You need to sign in to do that
Don't have an account?
THBruno
Field level security vs. Flow
Hi all,
I was wondering what the effect is of field level security in flows.
Example: according to field level security, a user can only see 5 fields out of 10 of an object.
When I create a visual flow, I define 10 inputfields (one for each field in the object). Nevertheless, my user should only see 5 of them. Is this automatically taken into account?
My guess is no because there is no link between my defined inputfields and the object itself. Correct? If so, is there any way to take the advantage of field level security into flows?
Thanks!
Bruno
You are correct that Flow, as of today, will not remove a UI element based on user's field level security.
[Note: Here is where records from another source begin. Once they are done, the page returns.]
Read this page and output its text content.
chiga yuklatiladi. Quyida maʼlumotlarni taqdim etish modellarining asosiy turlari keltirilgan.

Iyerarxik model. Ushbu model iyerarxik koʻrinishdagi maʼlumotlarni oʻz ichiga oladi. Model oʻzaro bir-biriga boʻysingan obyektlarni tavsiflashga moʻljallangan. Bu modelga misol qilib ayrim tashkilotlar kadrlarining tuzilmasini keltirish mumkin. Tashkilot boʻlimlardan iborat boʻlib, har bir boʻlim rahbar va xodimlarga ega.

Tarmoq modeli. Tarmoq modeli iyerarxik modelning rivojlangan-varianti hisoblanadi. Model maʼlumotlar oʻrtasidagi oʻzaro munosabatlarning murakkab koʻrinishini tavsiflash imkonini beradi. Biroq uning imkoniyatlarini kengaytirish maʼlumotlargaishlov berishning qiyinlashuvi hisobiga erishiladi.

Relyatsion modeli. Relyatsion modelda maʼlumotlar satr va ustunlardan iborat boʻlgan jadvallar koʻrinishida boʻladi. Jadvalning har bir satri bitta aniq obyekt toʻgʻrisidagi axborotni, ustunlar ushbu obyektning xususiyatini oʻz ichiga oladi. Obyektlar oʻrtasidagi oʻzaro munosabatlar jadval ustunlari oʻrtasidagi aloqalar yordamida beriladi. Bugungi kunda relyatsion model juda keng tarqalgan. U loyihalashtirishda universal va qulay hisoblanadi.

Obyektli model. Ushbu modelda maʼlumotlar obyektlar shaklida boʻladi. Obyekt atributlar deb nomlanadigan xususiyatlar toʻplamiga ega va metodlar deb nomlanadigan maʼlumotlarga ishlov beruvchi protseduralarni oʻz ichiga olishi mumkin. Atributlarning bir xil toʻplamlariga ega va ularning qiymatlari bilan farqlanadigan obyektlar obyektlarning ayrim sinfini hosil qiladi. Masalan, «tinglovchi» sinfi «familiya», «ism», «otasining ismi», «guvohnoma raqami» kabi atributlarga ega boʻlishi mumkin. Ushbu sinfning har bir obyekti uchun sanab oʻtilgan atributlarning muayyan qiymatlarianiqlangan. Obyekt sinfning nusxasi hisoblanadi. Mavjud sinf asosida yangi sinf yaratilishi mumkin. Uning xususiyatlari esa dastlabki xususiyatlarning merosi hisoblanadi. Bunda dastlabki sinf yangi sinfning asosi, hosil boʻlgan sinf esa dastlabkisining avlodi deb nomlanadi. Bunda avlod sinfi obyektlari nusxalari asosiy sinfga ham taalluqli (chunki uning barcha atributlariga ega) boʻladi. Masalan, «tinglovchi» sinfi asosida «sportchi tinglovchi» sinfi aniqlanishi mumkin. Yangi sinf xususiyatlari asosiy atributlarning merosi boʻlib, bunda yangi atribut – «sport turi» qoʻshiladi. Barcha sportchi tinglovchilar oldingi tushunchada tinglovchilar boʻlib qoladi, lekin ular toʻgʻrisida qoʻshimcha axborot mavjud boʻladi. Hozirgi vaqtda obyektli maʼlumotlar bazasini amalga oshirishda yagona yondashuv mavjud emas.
It will be validated on save, in this instance, and should not be accessible to display.
If you nest your flow in a Visualforce page, there are ways that you can use Javascript to get to the HTML inside the flow. I wrote a blog post about it last week here:
http://blogs.developerforce.com/developer-relations/2013/08/setting-field-focus-in-visual-workflow.html
In this case, you would get to the fields in question and use myField.style.display='none' to make them disappear.
The way you would leverage the user's FLS is by using a controller in the visualforce page and using the Apex describe features, building a map between the fields in the flow and the fields' accessibility for that user, then applying them accordingly.
For a larger flow, this would entail some decent degree of effort, but it isn't impossible.
All Answers
Hi Bruno,
In flows, the record elements use the security settings of the current user. So FLS and CRUD are enforced. As a result, if your profile doesn’t have access to the object or field, you won’t see them in the cloud-based Flow Designer.
Hello Bruno,
FLS will come into picture when you create/update a record from your flow. At flow screen FLS will not be applied. If user does not have access on the field and he submits a record for creation he will get an error.
Thanks for the answers!
I understand that FLS is taken into account when an action is done on database level.
But what about the inputscreens? Is there any way inputfields on the screen can be managed by FLS?
Thanks!
You are correct that Flow, as of today, will not remove a UI element based on user's field level security. It will be validated on save, in this instance, and should not be accessible to display.
If you nest your flow in a Visualforce page, there are ways that you can use Javascript to get to the HTML inside the flow. I wrote a blog post about it last week here:
http://blogs.developerforce.com/developer-relations/2013/08/setting-field-focus-in-visual-workflow.html
In this case, you would get to the fields in question and use myField.style.display='none' to make them disappear.
The way you would leverage the user's FLS is by using a controller in the visualforce page and using the Apex describe features, building a map between the fields in the flow and the fields' accessibility for that user, then applying them accordingly.
For a larger flow, this would entail some decent degree of effort, but it isn't impossible.
Hi Peter,
Thanks a lot for your suggestion! Just what I needed!